Morador de rua não compra roupa para almoçar em restaurante chique
Homem conhecido como "Azulinho" viralizou na internet após recusar oferta de refeição grátis e fazer questão de pagar pela conta
Minas Gerais|Pablo Nascimento, do R7
Sentado em um pedaço de tecido TNT azul que ele chama de “meu sofá”, em uma calçada da rua Gonçalves Dias, no bairro Funionários, na região centro-sul de BH, o morador de rua José Rubens da Silva, de 83 anos, revela que nunca foi e "jamais" irá a um restaurante popular. Nesta semana, o homem conhecido como Azulinho viralizou na internet ao ir a um bistrô de luxo, rejeitar uma proposta de almoço grátis e fazer questão de pagar a conta.
O local escolhido por ele para fazer a refeição é um ambiente antagônico aos restaurantes populares da Prefeitura de Belo Horizonte que servem quase 200 mil pratos por mês, cobrando R$ 0,75 pelo café da manhã, R$ 3,00 pelo almoço e R$ 1,50 pelo jantar.
No Benvindo, localizado no bairro Lourdes, em um dos endereços mais nobres da cidade, a opção mais barata custa R$ 43. Lá, ele pediu uma entrada de frango, um prato principal com filé, uma garrafa de vinho e dois refrigerantes. A consumação foi de R$ 130, mas o garçom cobrou apenas R$ 8 após Azulinho se recusar a sair sem pagar.
Apesar da difícil realidade de viver nas ruas, o torcedor do Atlético Mineiro é dono de um paladar selecionado. Na sua lista de pratos favoritos há duas opções: rã assada na brasa ou arroz de forno com asinha de frango frito.
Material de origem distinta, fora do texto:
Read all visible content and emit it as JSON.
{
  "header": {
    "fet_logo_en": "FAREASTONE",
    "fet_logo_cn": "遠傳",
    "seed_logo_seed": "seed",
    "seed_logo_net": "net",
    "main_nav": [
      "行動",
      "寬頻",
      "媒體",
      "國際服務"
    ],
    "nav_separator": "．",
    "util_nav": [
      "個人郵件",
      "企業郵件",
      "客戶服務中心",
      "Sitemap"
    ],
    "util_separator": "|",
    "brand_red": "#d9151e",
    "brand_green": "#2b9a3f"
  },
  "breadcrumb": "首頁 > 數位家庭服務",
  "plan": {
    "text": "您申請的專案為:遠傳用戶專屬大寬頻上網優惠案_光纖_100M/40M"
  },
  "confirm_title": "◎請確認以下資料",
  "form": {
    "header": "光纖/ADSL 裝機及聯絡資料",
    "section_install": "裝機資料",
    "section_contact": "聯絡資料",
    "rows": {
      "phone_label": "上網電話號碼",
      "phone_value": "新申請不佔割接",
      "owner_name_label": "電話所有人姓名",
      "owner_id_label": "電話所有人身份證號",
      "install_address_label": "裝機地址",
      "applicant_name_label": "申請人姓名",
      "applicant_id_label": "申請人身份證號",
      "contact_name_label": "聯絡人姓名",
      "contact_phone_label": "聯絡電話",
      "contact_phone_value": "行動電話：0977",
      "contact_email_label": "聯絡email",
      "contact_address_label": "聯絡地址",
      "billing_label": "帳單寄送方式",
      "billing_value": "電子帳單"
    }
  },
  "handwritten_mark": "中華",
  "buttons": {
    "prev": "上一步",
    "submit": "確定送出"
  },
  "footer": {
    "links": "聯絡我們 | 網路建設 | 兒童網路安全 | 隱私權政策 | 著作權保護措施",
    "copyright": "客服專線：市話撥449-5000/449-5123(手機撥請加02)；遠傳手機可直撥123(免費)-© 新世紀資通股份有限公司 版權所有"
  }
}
Para acompanhar, refrigerante sabor guaraná “bem gelado”.
Foi com um copo da bebida preferida nas mãos que o homem maltrapilho e de barba longa contou ao R7 como foi a experiência no estabelecimento de luxo que lhe rendeu fama nacional. O atendimento foi de qualidade, mas para a surpresa de muitos, nem tudo foi perfeito.
— O frango e o bife estavam bons, mas o garçom trouxe uma garrafa de vinho que eu não gostei. Devolvi e pedi um refrigerante para dar uma aliviada.
Quando chegou ao restaurante, Azulinho carregava uma sacola de plástico com alguns pertences em uma das mãos. Na outra, havia uma nota de R$ 50 que ele fez questão de mostrar, educadamente, para os funcionários ao dizer que queria “comida”.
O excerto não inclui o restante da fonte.